Résultat : la Grèce est en queue de peloton dans l’utilisation de ces systèmes en Europe, indique Vassilis Protonotarios, le marketing de la société Neuropublic, spécialisée dans l’agriculture numérique.
– Défis environnementaux –
Cependant, les pressions sur les coûts de production et surtout les enjeux environnementaux liés au changement climatique poussent au développement de ces nouveaux modes de gestion agricole.
« On observe la dégradation constante des champs et la diminution de leur rendement », souligne Machi Syméonidou, agronome et créateur de la startup Agroapps. « L’eau devient (aussi) très chère. »
Un technicien vérifie une station météo dans un verger à Platy (Grèce), le 18 octobre 2022 (AFP/Sakis MITROLIDIS)

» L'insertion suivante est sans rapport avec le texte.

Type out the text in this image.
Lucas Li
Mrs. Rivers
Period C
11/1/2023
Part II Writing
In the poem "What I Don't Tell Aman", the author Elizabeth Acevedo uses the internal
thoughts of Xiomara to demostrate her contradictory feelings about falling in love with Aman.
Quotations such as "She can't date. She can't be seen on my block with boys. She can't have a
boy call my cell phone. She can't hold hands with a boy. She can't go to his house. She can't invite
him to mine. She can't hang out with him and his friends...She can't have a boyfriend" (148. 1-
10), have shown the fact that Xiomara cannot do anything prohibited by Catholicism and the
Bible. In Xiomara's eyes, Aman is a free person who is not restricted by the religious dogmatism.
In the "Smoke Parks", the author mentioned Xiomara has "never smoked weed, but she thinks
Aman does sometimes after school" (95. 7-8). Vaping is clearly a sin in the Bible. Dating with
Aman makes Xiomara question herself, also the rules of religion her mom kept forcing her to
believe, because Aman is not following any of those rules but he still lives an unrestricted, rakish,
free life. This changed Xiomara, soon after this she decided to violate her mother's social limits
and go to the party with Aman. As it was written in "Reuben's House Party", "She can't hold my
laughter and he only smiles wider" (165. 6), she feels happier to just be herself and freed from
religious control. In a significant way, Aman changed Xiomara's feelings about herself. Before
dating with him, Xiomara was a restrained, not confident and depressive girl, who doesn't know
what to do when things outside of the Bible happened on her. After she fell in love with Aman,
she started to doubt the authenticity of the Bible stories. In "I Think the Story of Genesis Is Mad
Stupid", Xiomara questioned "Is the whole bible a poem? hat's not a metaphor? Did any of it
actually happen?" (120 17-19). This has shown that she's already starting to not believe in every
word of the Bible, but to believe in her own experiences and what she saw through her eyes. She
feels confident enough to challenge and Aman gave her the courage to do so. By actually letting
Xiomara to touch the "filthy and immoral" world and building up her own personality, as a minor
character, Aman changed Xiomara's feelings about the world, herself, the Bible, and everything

Elle se veut toutefois optimiste : « Nous ne sommes pas aux États-Unis ni aux Pays-Bas (où ces systèmes sont répandus, ndlr), mais à mesure que la technologie devient plus simple et moins chère, ces outils sont de plus en plus utilisés.
Pour renforcer le secteur, le ministère du Développement agricole est promu avec une enveloppe de 230 millions d’euros à partir de 2025, principalement issus des programmes d’innovation de la politique agricole commune (PAC) de l’Union européenne.
En Grèce comme ailleurs, la guerre en Ukraine, qui a bouleversé l’équilibre alimentaire mondial, montre qu' »il est de plus en plus nécessaire de produire de la nourriture au niveau national local », insiste Aikaterini Kasimati.